The fourth-quarter outburst answered a third quarter that saw South Carolina trim a 28-12 halftime deficit 35-24 after three quarters. Person’s 52-yard score on the second play of the second half was answered by a 52-yard scoring catch by South Pointe’s Derion Kendrick for South Carolina. T.L. Hanna’s Braylon Peterson picked off a North Carolina pass and returned it 36 yards for the Sandlappers’ other third-quarter score. Gentry said it was crucial for North Carolina to stop the momentum.

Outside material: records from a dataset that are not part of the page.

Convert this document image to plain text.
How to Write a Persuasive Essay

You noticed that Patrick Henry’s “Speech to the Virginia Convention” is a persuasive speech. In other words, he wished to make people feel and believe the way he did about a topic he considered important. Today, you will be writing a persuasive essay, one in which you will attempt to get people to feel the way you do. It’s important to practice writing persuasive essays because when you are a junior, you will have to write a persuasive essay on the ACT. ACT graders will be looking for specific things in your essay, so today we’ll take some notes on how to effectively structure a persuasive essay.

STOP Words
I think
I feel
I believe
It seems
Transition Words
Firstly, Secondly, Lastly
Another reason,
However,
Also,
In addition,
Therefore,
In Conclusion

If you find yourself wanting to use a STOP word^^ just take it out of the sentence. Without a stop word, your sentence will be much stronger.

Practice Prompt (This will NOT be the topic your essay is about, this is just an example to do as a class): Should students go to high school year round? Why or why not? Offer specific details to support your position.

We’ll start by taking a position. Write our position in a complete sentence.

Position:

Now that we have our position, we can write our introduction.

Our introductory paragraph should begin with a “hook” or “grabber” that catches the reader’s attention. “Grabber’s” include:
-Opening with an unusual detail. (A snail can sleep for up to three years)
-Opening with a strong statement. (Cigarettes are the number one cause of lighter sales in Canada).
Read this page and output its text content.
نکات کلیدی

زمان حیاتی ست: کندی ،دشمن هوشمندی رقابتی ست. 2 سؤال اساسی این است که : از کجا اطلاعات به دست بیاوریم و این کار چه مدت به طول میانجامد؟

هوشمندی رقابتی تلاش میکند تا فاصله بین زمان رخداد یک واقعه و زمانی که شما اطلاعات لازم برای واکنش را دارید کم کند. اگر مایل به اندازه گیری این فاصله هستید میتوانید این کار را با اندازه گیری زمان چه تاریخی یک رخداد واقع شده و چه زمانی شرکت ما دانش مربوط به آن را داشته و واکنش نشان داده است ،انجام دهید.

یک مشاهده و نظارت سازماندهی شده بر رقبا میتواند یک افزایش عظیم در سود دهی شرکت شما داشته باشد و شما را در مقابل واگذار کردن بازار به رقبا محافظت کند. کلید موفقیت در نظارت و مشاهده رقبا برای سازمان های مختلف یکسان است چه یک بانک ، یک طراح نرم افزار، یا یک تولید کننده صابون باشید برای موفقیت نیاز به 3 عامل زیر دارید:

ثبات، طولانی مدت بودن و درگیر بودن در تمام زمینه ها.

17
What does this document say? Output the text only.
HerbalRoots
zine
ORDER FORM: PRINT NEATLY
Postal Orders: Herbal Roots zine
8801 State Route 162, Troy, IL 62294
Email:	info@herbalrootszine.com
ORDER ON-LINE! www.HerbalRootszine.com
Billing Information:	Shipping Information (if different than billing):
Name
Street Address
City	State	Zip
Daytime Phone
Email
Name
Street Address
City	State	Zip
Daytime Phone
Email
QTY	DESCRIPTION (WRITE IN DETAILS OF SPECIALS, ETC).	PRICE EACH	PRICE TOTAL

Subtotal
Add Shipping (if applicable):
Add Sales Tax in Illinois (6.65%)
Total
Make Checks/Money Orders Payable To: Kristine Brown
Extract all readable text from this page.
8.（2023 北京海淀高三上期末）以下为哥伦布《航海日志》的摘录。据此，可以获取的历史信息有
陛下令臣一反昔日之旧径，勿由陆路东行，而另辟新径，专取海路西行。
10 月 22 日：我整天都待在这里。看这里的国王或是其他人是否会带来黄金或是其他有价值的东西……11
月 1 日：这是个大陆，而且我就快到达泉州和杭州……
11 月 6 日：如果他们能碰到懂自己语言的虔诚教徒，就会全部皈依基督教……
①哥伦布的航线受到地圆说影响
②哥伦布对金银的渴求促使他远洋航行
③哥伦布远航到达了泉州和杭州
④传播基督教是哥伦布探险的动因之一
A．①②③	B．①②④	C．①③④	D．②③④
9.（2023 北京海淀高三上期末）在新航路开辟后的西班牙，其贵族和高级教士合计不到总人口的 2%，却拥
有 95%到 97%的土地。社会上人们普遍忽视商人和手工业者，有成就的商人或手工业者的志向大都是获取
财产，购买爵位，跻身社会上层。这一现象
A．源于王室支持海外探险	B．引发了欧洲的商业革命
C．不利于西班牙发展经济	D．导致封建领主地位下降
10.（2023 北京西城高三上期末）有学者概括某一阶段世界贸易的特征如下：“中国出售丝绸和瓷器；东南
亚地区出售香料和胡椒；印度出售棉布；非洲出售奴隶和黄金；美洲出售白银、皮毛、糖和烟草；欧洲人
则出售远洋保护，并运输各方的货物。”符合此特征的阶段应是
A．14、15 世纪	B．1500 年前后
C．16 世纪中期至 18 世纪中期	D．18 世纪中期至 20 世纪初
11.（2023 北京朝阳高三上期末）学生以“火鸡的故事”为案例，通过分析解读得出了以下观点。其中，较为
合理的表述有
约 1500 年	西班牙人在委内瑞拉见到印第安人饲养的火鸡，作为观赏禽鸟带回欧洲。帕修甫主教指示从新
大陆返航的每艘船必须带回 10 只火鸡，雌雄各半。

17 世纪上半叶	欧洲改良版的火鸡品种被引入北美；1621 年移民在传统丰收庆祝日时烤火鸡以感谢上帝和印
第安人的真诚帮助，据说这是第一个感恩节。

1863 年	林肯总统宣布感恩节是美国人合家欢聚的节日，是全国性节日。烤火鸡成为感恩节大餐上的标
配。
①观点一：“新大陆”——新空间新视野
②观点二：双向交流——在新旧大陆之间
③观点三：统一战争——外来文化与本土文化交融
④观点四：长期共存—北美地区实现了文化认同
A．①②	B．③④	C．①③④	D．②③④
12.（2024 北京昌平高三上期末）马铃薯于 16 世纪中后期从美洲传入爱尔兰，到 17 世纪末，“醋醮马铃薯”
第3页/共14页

“Even in the first half, it seemed like we would score and they would come right back and score,” Gentry said. “When they got the momentum back we knew what we had to do. It was hard for us to put the nail in the coffin until we started grinding it out up front. Those running backs just took care of it.”
The Tarheels had another momentum-killer in the first half. After Bryce Thompson’s 40-yard touchdown catch pulled South Carolina to within 14-12, North Carolina immediately responded with Dyami Brown’s 92-yard kick return to make it 21-12 late in the first quarter.
“That was a big, big play,” Gentry said. “I told the folks at ESPN in the interview yesterday that special teams could be the difference. We had a punt block, we had a kick return for a touchdown, and we didn’t mess up in special teams.”
South Carolina head coach Dave Gutshall said South Carolina’s inability to run the ball and some special teams breakdowns were the keys to the game. The Sandlappers rushed for just 79 yards and gave up 147 combined return yards.
“We didn’t tackle well, that was obvious, but we knew they could lean on us a little bit,” Gutshall said. “I think the thing that really affected us is that we couldn’t run the football. When we couldn’t do that, it put so much pressure on the passing game. The kick return really hurt, and we weren’t very good on special teams. Sometimes with things get rolling, it’s hard to get it to stop.”